Музыка заполнила собой поле, дорогу и, возможно, все, что раньше называлось графством… А вероятно, и весь мир. Ее разносили по свету отравленные ветры; звуки бледнели и слабели в пути, но не пропадали, не переставали существовать.
Билли вспомнил бродягу — при таких ожогах, какие были у него, другой бы уже обуглился, — пришедшего в городок с бутылкой, найденной в развалинах на месте бывшего Чикаго, обмотанной марлей и перевязанной засаленным шнурком.
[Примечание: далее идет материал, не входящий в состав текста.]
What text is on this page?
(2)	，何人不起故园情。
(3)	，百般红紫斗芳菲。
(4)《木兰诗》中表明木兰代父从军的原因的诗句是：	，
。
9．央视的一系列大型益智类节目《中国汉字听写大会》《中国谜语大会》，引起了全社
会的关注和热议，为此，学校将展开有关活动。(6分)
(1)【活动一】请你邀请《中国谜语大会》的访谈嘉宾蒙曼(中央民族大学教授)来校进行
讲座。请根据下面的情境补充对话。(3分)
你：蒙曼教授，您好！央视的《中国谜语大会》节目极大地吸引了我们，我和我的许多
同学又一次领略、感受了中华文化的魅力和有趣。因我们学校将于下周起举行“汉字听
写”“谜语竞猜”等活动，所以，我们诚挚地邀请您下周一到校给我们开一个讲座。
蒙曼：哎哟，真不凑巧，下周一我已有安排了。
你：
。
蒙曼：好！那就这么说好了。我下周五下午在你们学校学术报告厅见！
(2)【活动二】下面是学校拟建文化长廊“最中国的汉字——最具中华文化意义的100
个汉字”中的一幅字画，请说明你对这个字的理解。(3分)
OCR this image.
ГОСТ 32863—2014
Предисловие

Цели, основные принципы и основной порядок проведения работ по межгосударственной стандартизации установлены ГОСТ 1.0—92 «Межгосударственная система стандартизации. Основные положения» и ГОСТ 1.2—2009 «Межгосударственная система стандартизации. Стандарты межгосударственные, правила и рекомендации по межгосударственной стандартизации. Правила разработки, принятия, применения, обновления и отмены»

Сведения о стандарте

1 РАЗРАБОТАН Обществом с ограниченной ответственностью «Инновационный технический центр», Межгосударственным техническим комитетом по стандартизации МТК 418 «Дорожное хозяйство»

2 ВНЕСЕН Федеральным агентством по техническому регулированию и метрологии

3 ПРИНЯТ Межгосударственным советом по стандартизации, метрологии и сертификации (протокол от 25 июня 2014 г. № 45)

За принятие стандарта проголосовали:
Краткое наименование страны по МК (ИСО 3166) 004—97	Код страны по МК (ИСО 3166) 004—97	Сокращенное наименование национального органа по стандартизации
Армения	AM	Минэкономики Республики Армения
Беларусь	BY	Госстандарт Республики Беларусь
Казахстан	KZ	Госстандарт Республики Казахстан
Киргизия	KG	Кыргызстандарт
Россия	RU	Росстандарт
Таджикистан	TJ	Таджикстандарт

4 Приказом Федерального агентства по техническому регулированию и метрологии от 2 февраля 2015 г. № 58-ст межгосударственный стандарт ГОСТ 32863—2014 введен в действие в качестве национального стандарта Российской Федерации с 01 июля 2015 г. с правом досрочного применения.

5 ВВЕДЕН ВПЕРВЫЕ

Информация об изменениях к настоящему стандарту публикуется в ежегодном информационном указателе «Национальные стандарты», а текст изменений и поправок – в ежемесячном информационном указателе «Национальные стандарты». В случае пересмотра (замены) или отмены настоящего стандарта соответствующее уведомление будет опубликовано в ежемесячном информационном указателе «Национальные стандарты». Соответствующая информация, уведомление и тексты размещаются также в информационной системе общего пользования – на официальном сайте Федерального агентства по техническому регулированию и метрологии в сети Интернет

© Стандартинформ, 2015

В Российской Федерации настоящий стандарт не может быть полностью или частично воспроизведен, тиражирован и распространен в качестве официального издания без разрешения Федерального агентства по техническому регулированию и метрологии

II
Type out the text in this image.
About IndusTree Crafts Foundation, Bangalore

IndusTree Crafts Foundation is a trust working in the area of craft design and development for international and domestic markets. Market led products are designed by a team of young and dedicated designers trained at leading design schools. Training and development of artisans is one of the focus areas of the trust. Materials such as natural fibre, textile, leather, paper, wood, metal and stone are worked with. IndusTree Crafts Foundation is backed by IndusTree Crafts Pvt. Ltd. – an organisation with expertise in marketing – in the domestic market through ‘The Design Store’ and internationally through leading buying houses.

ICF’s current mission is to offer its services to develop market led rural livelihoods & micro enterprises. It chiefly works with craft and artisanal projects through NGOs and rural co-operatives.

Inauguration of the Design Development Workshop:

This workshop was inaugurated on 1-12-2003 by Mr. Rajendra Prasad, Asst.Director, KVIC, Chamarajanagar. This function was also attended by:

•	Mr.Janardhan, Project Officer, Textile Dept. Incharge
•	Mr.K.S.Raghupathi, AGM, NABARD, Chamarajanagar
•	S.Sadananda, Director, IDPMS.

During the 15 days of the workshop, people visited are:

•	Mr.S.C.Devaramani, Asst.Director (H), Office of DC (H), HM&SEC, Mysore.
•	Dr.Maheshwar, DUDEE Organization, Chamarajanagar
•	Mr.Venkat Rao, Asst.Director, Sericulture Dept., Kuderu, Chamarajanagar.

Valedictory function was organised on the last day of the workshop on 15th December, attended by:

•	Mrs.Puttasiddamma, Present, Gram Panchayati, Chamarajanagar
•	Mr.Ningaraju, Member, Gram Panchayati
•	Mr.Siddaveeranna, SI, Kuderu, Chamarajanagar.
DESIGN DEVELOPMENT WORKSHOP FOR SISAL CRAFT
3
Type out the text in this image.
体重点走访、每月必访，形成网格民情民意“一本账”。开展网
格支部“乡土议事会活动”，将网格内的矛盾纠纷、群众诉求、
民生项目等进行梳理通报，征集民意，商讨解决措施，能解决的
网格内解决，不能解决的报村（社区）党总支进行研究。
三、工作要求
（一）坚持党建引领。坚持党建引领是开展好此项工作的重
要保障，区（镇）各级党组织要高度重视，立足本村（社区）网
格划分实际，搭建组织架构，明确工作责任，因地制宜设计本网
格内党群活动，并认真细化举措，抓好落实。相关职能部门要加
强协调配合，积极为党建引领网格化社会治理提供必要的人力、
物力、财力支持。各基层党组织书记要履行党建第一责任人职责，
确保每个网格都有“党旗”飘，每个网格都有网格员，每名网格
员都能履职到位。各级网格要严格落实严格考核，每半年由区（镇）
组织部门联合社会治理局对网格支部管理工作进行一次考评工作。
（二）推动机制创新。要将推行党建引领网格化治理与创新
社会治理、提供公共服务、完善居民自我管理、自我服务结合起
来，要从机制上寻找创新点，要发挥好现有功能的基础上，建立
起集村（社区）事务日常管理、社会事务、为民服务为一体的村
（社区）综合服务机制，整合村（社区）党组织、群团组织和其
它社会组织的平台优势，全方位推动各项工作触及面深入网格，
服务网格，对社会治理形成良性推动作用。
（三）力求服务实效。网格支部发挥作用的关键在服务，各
Билли спросил, что в ней, и бродяга ответил:
— Звуки последнего дня перед концом света, друг мой.
Он долго и громко смеялся, широко разинув рот, так что было видно, как из его десен сочится гной и капает на язык.
Обожженный аккуратно вытащил из бутылки пробку, и Билли услышал сотни — нет, возможно, тысячу или даже миллионы — голосов, и это все были предсмертные вопли. Тогда он убежал подальше от бродяги с диким взглядом, пытаясь заглушить в себе эти отчаянные крики и смех. А обгорелый продолжал хохотать, обматывая свою бутылку марлей.
— Ни один звук не умирает! — крикнул он вслед убегавшему Билли. — Особенно когда звучит сама смерть.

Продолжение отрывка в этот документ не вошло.